De CRvB stelt vast dat de tariefdifferentiatie in de verordening is geregeld. Hierin staat een tarief voor het sociale netwerk. De CRvB concludeert dat, nu moeder bij het sociale netwerk hoort, het toegekende tarief terecht is. De CRvB spreekt zich niet uit over de vraag of de status van professional dit anders maakt. Daarmee zegt de CRvB impliciet dat dit niet het geval is.
|
|
|
Noot (mr. C.W.C.A. Bruggeman)
|
- Een belangrijk thema in de uitvoering is de hoogte van het toepasselijke pgb-tarief voor situaties waarin een (beoogd) ondersteuner twee verschillende hoedanigheden bekleedt. In de praktijk gaat het dan voornamelijk om de hoedanigheden van lid van het sociale netwerk (lees: met name ouder) en professionele kracht. Het gaat dus om situaties waarin een professional maatschappelijke ondersteuning verleent aan iemand uit diens sociale netwerk (of jeugdhulp; niet valt in te zien dat daarin een verschil zit). De ondersteuner zal veelal aanspraak maken op het tarief voor een professionele kracht in plaats van op dat voor een lid van het sociale netwerk. Men is immers professional is alsdan de leidende gedachte. Gelukkig hoort daar net een hoger tarief bij. Colleges zullen dat professionele karakter van de persoon mogelijk weliswaar niet ontkennen, maar zij zullen nu juist benadrukken dat in dergelijke ondersteuningsrelaties de ondersteuner toch vooral in eerste instantie de naaste is van de ondersteunde, zodat dit element prevaleert. Laat daar nu net een lager pgb-tarief bij horen. Beide visies zijn niet onbegrijpelijk, maar ze bijten elkaar wel. Dát verschillende tarieven zijn toegestaan was hier overigens niet in geschil. Onlangs was dat wel het geval, maar toen heeft de CRvB al uitgemaakt dat er geen sprake is van een verboden onderscheid. Er is een wettelijke grondslag, namelijk art. 2.1.3 lid 2 onder b en vooral art. 2.3.6 lid 4 Wmo 2015. Bovendien is een dergelijk (tarief)onderscheid in lijn met de wettekst, alsook met de bedoeling van de wetgever in formele zin (zie CRvB 14-7-2021, ECLI:NL:CRVB:2021:1739). Deze twee uitspraken bieden inzicht in hoe in dergelijke situaties te handelen. De eerste uitspraak is nog enigszins voorzichtig, de tweede is daarentegen kristalhelder.

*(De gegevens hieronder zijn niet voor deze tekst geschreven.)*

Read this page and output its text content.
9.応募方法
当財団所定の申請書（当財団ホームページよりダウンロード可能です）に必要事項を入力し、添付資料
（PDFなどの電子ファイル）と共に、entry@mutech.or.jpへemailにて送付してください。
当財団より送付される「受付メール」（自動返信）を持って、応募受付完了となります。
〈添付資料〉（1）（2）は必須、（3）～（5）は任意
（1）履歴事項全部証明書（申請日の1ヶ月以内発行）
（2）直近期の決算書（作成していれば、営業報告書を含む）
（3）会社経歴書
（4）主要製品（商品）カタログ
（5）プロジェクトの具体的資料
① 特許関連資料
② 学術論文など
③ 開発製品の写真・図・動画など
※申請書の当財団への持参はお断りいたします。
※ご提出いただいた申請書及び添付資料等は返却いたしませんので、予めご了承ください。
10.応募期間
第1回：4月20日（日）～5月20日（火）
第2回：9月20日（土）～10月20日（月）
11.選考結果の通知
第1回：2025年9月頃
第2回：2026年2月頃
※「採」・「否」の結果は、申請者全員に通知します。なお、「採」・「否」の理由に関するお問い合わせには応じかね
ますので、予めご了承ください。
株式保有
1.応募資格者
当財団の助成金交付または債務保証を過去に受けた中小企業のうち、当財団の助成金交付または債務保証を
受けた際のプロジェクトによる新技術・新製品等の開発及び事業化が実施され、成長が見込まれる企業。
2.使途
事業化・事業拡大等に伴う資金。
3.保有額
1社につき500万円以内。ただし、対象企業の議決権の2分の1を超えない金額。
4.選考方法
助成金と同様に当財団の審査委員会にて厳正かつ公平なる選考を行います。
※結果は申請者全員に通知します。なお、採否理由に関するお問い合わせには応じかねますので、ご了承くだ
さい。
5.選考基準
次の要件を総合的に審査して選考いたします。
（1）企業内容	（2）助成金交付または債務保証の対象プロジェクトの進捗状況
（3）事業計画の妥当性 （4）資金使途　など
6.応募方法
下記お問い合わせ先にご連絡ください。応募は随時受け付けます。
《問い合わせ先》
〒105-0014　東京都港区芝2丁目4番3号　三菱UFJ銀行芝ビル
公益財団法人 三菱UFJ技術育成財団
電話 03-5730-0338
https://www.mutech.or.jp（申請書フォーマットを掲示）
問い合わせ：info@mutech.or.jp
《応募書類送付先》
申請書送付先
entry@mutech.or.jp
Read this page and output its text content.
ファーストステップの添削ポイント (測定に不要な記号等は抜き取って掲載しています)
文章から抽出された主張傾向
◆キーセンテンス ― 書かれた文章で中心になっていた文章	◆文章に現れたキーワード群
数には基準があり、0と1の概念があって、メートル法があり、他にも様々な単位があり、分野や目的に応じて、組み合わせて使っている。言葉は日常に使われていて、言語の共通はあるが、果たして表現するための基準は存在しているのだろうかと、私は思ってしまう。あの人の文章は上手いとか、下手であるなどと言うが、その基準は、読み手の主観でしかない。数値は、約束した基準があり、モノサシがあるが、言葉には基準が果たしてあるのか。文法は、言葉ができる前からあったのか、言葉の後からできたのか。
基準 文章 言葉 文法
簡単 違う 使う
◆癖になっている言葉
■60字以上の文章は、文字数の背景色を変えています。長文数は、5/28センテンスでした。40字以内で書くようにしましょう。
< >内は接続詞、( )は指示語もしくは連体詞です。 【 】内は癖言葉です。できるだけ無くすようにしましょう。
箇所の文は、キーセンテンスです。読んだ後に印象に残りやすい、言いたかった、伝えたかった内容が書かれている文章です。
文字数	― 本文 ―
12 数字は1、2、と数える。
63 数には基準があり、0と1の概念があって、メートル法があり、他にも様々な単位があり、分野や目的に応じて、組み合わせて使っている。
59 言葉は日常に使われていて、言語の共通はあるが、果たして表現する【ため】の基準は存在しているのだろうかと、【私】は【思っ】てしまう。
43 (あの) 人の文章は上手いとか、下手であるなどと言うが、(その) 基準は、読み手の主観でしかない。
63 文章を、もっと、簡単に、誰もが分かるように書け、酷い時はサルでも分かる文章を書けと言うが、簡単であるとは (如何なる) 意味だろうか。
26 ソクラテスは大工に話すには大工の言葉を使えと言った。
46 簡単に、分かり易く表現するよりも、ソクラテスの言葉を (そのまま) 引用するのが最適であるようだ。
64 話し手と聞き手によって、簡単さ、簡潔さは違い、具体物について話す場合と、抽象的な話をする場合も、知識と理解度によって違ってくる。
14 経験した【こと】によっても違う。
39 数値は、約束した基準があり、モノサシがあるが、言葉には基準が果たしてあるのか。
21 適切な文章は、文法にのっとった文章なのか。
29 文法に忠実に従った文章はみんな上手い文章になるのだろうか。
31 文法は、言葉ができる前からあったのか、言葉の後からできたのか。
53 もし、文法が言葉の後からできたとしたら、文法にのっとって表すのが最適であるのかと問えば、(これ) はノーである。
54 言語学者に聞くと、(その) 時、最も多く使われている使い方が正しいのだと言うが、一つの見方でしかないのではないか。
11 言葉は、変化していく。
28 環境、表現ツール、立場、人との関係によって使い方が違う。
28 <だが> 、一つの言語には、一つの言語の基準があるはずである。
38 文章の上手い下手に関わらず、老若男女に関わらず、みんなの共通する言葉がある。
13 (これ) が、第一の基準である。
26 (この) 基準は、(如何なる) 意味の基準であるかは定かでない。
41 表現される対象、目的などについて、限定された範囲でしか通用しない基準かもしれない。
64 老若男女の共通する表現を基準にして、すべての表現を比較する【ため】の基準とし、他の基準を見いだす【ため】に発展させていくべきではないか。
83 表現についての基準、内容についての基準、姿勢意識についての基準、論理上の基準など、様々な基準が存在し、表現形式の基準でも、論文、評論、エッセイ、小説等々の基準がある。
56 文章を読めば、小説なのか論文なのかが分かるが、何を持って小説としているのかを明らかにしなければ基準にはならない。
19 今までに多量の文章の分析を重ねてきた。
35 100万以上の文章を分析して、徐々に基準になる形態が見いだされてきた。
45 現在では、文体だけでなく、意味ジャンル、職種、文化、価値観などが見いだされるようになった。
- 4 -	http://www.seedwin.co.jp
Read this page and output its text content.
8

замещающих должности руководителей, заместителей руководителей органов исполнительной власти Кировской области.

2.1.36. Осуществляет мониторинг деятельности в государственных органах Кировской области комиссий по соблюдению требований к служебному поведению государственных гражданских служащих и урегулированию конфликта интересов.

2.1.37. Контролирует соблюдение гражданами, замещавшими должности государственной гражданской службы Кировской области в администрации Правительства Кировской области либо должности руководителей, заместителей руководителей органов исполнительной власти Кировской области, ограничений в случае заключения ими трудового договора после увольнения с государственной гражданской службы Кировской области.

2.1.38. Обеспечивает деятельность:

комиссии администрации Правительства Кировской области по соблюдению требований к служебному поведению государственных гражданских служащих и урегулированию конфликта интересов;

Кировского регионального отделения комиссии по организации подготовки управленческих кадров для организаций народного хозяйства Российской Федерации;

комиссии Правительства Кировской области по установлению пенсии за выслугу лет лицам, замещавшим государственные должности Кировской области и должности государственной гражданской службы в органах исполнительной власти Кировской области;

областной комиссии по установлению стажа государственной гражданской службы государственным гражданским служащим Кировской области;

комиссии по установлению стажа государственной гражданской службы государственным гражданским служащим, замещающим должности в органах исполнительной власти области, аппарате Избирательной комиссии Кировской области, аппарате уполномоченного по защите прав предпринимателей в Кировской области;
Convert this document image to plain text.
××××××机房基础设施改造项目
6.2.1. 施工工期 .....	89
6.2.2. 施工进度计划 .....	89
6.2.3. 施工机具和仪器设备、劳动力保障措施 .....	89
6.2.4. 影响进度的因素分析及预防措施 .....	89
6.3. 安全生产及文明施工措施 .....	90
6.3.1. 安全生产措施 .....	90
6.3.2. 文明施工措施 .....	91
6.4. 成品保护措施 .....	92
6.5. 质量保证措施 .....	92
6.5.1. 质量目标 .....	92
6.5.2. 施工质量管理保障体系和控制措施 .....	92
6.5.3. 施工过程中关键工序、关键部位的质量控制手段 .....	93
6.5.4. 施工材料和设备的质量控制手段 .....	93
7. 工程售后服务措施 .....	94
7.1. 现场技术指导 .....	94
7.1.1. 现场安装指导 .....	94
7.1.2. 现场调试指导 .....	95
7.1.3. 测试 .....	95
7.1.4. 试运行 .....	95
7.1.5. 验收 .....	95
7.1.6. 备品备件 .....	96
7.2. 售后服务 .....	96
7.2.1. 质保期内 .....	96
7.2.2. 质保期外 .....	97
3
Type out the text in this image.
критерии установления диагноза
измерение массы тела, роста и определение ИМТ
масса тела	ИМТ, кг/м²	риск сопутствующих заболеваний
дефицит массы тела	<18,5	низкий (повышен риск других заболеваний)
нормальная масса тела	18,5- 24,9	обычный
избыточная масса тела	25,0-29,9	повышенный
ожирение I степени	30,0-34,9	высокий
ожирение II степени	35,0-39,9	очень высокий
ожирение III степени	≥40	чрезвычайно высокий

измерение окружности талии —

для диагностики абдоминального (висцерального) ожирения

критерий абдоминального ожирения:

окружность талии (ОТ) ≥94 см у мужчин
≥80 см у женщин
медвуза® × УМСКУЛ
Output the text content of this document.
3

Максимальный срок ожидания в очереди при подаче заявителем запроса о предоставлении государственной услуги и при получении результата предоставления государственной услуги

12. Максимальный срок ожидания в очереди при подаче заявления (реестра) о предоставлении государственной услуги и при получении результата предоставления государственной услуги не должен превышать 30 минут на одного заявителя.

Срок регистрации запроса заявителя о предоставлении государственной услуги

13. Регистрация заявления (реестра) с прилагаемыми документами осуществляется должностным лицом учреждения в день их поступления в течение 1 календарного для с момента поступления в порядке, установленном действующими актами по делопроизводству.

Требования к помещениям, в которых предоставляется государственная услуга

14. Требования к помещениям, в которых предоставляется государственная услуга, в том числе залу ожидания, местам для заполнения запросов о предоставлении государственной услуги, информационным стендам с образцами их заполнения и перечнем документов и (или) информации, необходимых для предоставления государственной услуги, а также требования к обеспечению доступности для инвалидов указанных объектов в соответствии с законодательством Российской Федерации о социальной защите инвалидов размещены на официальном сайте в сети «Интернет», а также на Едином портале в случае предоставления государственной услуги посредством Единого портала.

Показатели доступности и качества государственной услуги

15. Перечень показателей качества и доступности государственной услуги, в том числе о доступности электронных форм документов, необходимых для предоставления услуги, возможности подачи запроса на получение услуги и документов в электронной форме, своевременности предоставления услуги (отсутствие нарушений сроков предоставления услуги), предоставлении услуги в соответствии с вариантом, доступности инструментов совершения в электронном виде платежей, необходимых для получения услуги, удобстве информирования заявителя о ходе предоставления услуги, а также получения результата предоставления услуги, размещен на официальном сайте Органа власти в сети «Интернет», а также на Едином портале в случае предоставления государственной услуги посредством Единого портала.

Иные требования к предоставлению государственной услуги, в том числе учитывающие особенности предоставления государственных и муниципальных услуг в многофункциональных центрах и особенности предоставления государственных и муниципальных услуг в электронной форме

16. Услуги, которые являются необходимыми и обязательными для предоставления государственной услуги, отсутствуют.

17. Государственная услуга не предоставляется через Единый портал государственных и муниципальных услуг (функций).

- In de eerste zaak is individuele begeleiding toegekend tegen het tarief voor het sociale netwerk, nu de begeleiding door de moeder van de belanghebbende, die tevens een professional is, wordt geboden. Na een eerste vernietiging door de rechtbank is in tweede instantie een fors grotere omvang toegekend, maar nog steeds tegen hetzelfde tarief. In hoger beroep is alleen dit tarief nog in geschil. Dat de moeder behoort tot het sociale netwerk is op grond van de omschrijving van dat begrip in art. 1.1.1 Wmo 2015 evident en dat zij een professional is, staat op zichzelf niet ter discussie, hoewel de lokale verordening geen definitie van dat laatste begrip biedt. De Raad besteedt daaraan echter geen woorden en stelt in r.o. 4.7 slechts vast dat de moeder tot het sociale netwerk behoort en dat derhalve terecht het bijbehorende tarief is toegekend. Daarmee lijkt de Raad aan te geven dat de status van lid van het sociale netwerk voorgaat op de status van professional bij de bepaling van het tarief. De vraag was echter niet zo expliciet geagendeerd als men eigenlijk wel zou willen. Het lijkt er in deze uitspraak echter op dat de rangorde zodanig is dat het sociale netwerk als context prevaleert boven de eventuele professionele setting. Niettemin is een iets explicietere standpuntbepaling wenselijk.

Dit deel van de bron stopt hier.